Some people worry that advances in AI will lead to a world where robots take human jobs. While there will undoubtedly be some domains in which AI and ML make more sense than a person, those same technologies will also create new jobs. As IT teams are unburdened from tedious tasks, they can expand into working with ML and AI technology. IT teams are ideal for guiding business decisions about what tasks benefit the most from intelligence technology. So while IT jobs may be transformed by AI, there is no reason to believe that they will disappear. It is more helpful to think of AI as a new tool for IT instead.
Where can IT Implement AI Tools?
AI is best used for tasks where there is a lot of data. Having a human comb through log files, databases and dashboards is a slow process. An AI could continuously monitor everything, all the time, freeing up the IT staff to focus on the solution instead of tracking down which piece of the infrastructure is experiencing a problem.
One area in particular that could benefit from AI/ML is fraud detection. Machine learning can analyze data to find fraudulent transactions much faster than a person ever could. And over time, it will get faster and more accurate at detection.

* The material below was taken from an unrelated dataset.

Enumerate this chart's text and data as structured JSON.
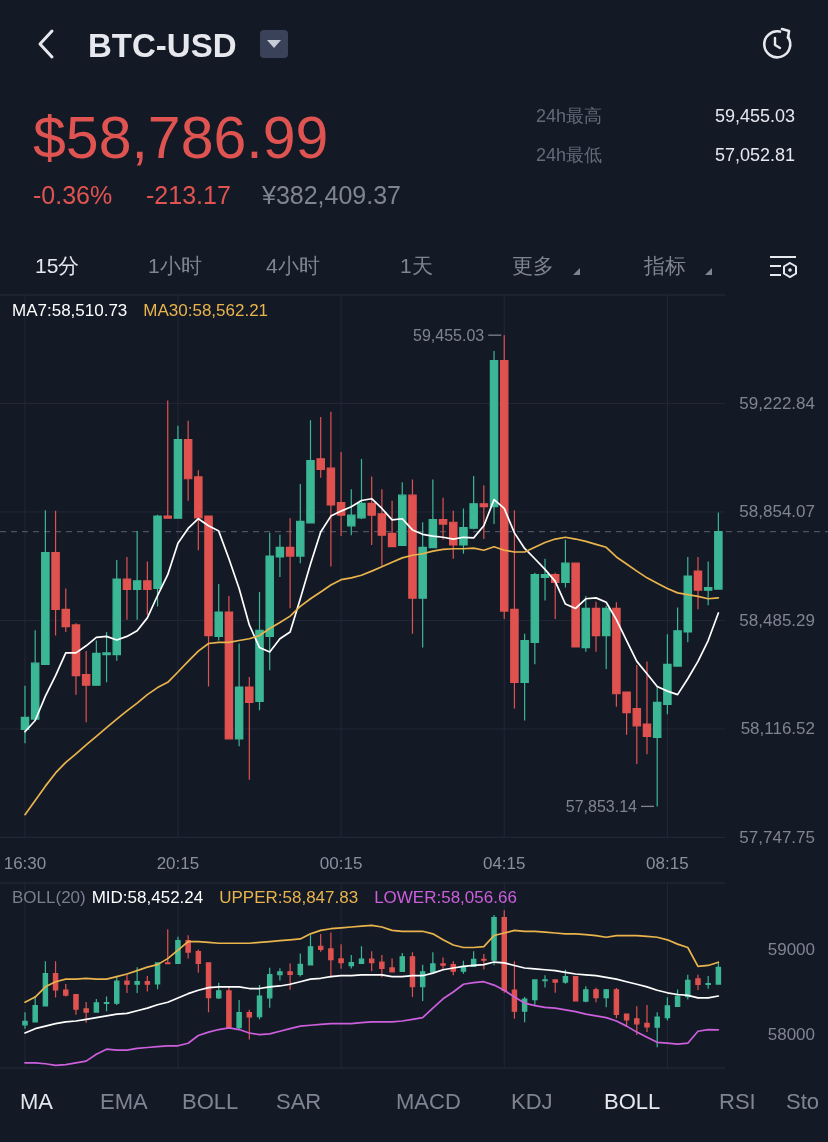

Another area with potential for AI is the customer-facing helpdesk. Intelligent systems that have access to ticket resolution histories and device data may be able to handle a majority of requests without needing to use the time of an actual technician. If the AI fails to solve the problem, it can escalate the issue to a technician. As these tools mature, they’re impacting customer service processes, too; let the AI go as far as it can and then escalate less common and/or more complicated issues to a technician. This is an excellent example of how AI and IT can work together to provide the best possible outcome.
AI and ML tools are the future for IT teams. These tools will be able to handle a lot of the tedious work that is currently done by people such as parsing logs, monitoring traffic and providing some measure of technical support. That leaves IT to focus on mission-critical issues and problems that AI and ML cannot easily solve.